Wonky GST split divides state blame
The Federal Defence Minister has slammed the national GST distribution system, labelling it a “scandal”.
WA Senator and Federal Defence Minister David Johnston used his address at a recent West Australian Liberal Party conference to criticise the allocation of the GST, saying he was outraged that “hard-earned” West Australian dollars were being shovelling into other states.
He said that only West Australians “really understand and are prepared to fight for... the outrage of the numbers and the destination of our hard-earned revenue”.
WA Premier Colin Barnett, speaking at the same conference, said his state was being drained of billions.
He told fellow liberals that WA loses $3.7 billion a year to prop up states like Tasmania.
Mr Barnett said Tasmania struggles due to problems of its own making, nothing to do with WA.
The Premier said that while some GST money was going to “fat cats” in Canberra, the Federal Government should take financial control over the Northern Territory and the ACT “like it used to”.
“The rules around the rate of the GST and what items are included does require the approval of every state and territory,” Mr Barnett said.
“But the distribution, the sharing of the $50 billion between the states, is the responsibility of the Federal Treasurer.
“So my argument is not with the other states, it is with the Commonwealth Government and the Federal Treasurer.
“The GST has now degenerated into a Commonwealth tax on Western Australia; we lose $3.7 billion a year... $500 million to Tasmania, $750 million goes from here to South Australia, but incredibly $600 million to Queensland and $140 million to Canberra itself,” he said.

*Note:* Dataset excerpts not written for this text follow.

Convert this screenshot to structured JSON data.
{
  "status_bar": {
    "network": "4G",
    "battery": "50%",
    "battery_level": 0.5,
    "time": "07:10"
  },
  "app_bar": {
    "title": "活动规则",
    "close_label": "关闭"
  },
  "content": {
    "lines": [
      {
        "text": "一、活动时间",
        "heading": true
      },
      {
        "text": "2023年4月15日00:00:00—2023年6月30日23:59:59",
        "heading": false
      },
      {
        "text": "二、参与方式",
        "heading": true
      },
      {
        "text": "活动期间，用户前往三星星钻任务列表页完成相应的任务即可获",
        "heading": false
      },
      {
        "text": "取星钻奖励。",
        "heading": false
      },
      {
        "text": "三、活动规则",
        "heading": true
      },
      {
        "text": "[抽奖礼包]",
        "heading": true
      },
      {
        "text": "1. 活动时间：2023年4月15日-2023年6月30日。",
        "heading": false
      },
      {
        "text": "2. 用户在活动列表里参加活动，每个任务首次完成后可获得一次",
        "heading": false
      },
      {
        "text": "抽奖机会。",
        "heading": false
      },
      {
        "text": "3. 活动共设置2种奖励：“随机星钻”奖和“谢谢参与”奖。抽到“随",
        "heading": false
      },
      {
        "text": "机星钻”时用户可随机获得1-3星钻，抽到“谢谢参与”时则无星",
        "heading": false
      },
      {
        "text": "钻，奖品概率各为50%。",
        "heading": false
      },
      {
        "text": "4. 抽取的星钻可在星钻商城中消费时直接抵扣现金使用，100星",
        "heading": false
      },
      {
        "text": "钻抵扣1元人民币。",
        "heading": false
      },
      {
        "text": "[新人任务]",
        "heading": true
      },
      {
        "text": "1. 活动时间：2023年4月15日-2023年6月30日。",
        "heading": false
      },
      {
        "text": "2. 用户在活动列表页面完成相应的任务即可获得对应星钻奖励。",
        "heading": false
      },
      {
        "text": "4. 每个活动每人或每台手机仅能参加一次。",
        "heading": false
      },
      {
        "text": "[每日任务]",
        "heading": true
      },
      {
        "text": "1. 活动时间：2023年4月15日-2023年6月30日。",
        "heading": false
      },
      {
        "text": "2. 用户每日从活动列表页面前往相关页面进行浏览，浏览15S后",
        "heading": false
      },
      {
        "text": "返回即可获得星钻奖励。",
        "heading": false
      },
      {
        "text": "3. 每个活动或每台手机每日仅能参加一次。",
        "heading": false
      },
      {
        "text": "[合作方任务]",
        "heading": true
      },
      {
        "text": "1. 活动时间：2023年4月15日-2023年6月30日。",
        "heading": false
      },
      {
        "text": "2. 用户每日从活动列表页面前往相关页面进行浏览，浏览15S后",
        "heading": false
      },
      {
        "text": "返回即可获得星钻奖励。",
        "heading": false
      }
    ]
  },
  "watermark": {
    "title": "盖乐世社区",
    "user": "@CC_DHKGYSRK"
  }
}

The South Australian Premier said his state did not want nor need WA’s sympathy.
“What we need is a system of GST distribution based on the principle of one Australia - which means that wherever you live in this country you can expect a similar level of basic services,” SA Premier Jay Weatherill said.
“Your standard of living in Australia should not depend on you living near a big mine.”
Tasmanian Premier Will Hodgman said WA was trying to claw money from Tasmania to fix its own budget problems.
“It's a bit rich coming from a state that has previously been a net-beneficiary of the GST, but is now experiencing a downturn in revenue,” he said.
“We will fiercely oppose any changes to horizontal fiscal equalisation and suggest those with short memories in Western Australia recognise that what goes around comes around.”